Silencio (relato. Parte 2)


A pesar de eso, el carro tenía su encanto. El motor era diesel por lo que Q50 eran suficientes para recorrer la ciudad durante semana y media. Me evitó gastar en gimnasio porque girar el timón era extremadamente agotador. Además la batería se moría constantemente y tenía que empujar, yo solo por lo general, un carro de una tonelada para hacerlo arrancar. Tan especial llegó a ser el picop que hizo varias apariciones estelares en nuestros videos que debíamos de grabar para un curso de audiovisual en la universidad.

Angus, Willow, Daffy y yo estábamos bebiendo en una fiesta. No recuerdo exactamente dónde era, ni de quién. Sin embargo recuerdo que no nos dio tiempo de chupar mucho, porque nos enteramos que en casa de un amigo se había organizado otra mega fiesta, aprovechando la ausencia de sus viejos. Cuando nos enteramos se podría decir que estábamos cabezones, alegres, pero no borrachos. De pronto me doy cuenta que justificarse a uno mismo para minimizar las consecuencias es un mecanismo de defensa muy vulgar. Sin embargo, esa era la realidad.
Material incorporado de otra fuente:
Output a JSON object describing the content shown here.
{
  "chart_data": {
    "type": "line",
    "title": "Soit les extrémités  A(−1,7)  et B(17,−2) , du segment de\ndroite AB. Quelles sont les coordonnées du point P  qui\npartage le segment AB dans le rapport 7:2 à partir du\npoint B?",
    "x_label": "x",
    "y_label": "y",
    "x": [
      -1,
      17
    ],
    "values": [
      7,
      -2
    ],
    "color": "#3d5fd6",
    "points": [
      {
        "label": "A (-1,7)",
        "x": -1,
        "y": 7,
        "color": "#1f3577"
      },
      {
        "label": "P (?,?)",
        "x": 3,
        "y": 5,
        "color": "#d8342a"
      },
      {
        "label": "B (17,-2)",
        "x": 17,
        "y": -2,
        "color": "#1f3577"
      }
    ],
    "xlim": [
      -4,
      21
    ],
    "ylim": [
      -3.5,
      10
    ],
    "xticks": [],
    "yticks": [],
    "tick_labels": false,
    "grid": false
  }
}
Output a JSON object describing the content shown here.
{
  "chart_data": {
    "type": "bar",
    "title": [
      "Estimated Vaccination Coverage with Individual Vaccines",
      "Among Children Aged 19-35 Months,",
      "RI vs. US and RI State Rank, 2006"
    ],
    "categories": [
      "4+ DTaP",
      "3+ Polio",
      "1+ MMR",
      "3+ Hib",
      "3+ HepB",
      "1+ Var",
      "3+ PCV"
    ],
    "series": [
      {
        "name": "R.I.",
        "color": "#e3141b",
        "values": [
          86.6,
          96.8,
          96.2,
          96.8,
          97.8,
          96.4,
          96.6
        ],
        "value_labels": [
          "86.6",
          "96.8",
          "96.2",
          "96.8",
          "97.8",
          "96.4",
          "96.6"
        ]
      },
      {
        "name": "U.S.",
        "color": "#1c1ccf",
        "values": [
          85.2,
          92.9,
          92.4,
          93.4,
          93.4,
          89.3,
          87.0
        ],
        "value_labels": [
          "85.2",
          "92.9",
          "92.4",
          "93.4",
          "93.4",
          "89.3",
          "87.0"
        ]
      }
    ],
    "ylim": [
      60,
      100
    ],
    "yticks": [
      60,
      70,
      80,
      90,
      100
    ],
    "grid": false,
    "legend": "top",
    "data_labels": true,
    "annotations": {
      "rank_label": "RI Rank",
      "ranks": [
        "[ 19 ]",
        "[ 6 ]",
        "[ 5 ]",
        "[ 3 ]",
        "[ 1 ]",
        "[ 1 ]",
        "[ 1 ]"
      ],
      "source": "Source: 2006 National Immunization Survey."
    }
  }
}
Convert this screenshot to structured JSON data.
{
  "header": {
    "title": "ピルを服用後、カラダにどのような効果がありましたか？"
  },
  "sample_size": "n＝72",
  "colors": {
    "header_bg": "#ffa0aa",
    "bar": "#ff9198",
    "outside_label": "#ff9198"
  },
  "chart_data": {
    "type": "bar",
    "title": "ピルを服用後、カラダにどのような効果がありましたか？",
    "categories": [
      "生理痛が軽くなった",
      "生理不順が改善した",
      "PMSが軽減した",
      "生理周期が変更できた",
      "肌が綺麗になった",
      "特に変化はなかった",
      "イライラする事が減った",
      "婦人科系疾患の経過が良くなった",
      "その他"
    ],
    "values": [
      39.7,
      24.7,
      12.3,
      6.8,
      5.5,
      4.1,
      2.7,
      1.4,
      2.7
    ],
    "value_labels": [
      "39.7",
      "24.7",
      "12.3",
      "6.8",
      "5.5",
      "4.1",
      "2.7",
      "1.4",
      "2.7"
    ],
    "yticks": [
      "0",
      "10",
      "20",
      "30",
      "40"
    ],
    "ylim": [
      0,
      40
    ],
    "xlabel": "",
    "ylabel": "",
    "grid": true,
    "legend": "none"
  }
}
Siendo Guatemala el país del nunca Jamás, el concepto de conductor designado ha sido algo que nunca ha existido dentro del léxico de un asiduo bebedor. No suele aplicarse regularmente, mucho menos por patojos de 20 años. Y como el picop era mi nave, casi siempre era yo quien manejaba, sin importar si habían sido dos cervezas o dos botellas de XL, siempre manejaba yo. También manejaba yo porque nadie más quería hacerlo. – Esa tu mierda es muy dura – me decían usualmente. – Huecos – decía para mi mismo.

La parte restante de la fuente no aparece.